Sparrowhawks breed in woodlands but are a regular visitor to towns and cities and often appear in gardens – where they will hunt their prey by skimming hedges, rooftops and gliding low over the ground before swooping through with lightning speed and ambushing an unsuspecting individual. Sparrowhawks usually tend to stay out of sight until they are ready to strike, one of the first signs that one may be in the vicinity is that of the alarm calls of small birds – who are alerting others nearby to the danger.

As with most birds of prey the females are a lot bigger, so we were able to sex this bird by looking at the size. The grey/blue colouring on the back is typical of an adult of at least two years, although it could be an older bird – especially with such a bright eye. This year’s Sparrowhawks are just beginning to fledge – they breed later than most other birds to coincide the hatching of their eggs with the fledging of small passerines – meaning an abundant food supply!

After a day pulling Ragwort, some of the team decided to stay late into the evening and ring in the reed bed on Wheldrake. A total of 61 birds were caught, including Sedge and Reed Warblers, Reed Buntings and 40 Swallows that had come into roost. However a highlight came in the form of this beauty – a juvenile Water Rail. 

Water Rails have had a good breeding season on Wheldrake Ings with five calling males regularly heard (they are seldom seen so recording the singing males is the best way of estimating the population). We know at least one pair bred raising two young as the chicks have been seen in front of Swantail Hide. Interestingly an adult female was also caught and ringed when pushing our corale trap for ducklings last month - she had a brood patch and had presumably also bred. These are first two Water Rails to be ringed in the valley for a few years, bringing the number ringed on site to 49.

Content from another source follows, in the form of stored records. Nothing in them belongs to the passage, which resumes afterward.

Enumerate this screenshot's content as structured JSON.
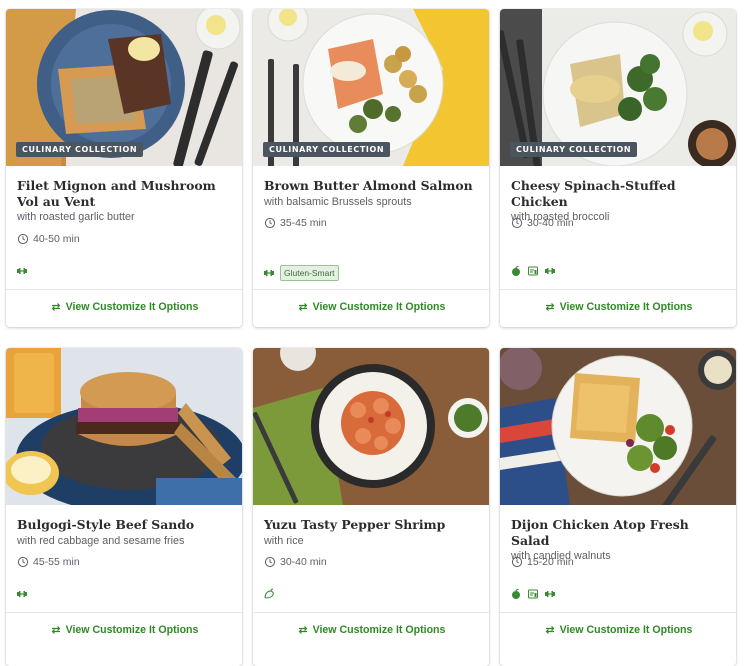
{
  "cards": [
    {
      "title": "Filet Mignon and Mushroom Vol au Vent",
      "subtitle": "with roasted garlic butter",
      "badge": "Culinary Collection",
      "time": "40-50 min",
      "tags": [
        "protein-icon"
      ],
      "pill": "",
      "cta": "View Customize It Options"
    },
    {
      "title": "Brown Butter Almond Salmon",
      "subtitle": "with balsamic Brussels sprouts",
      "badge": "Culinary Collection",
      "time": "35-45 min",
      "tags": [
        "protein-icon"
      ],
      "pill": "Gluten-Smart",
      "cta": "View Customize It Options"
    },
    {
      "title": "Cheesy Spinach-Stuffed Chicken",
      "subtitle": "with roasted broccoli",
      "badge": "Culinary Collection",
      "time": "30-40 min",
      "tags": [
        "apple-icon",
        "calorie-icon",
        "protein-icon"
      ],
      "pill": "",
      "cta": "View Customize It Options"
    },
    {
      "title": "Bulgogi-Style Beef Sando",
      "subtitle": "with red cabbage and sesame fries",
      "badge": "",
      "time": "45-55 min",
      "tags": [
        "protein-icon"
      ],
      "pill": "",
      "cta": "View Customize It Options"
    },
    {
      "title": "Yuzu Tasty Pepper Shrimp",
      "subtitle": "with rice",
      "badge": "",
      "time": "30-40 min",
      "tags": [
        "spicy-icon"
      ],
      "pill": "",
      "cta": "View Customize It Options"
    },
    {
      "title": "Dijon Chicken Atop Fresh Salad",
      "subtitle": "with candied walnuts",
      "badge": "",
      "time": "15-20 min",
      "tags": [
        "apple-icon",
        "calorie-icon",
        "protein-icon"
      ],
      "pill": "",
      "cta": "View Customize It Options"
    }
  ],
  "colors": {
    "accent": "#2e8b24",
    "badge": "#4b5560",
    "icon_green": "#3b8a33"
  }
}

Mute Swans appear to have had a better year than those of late, with seven pairs nesting across the Lower Derwent Valley. However, brood sizes have been mixed ranging from two broods of two and the largest of nine. This year three broods have been caught in the LDV, with broods of two on Wheldrake and North Duffield and a brood of five on the Pocklington Canal. Several new adults have also been caught with each one fitted (and the cygnets) with one of our red and white darvics.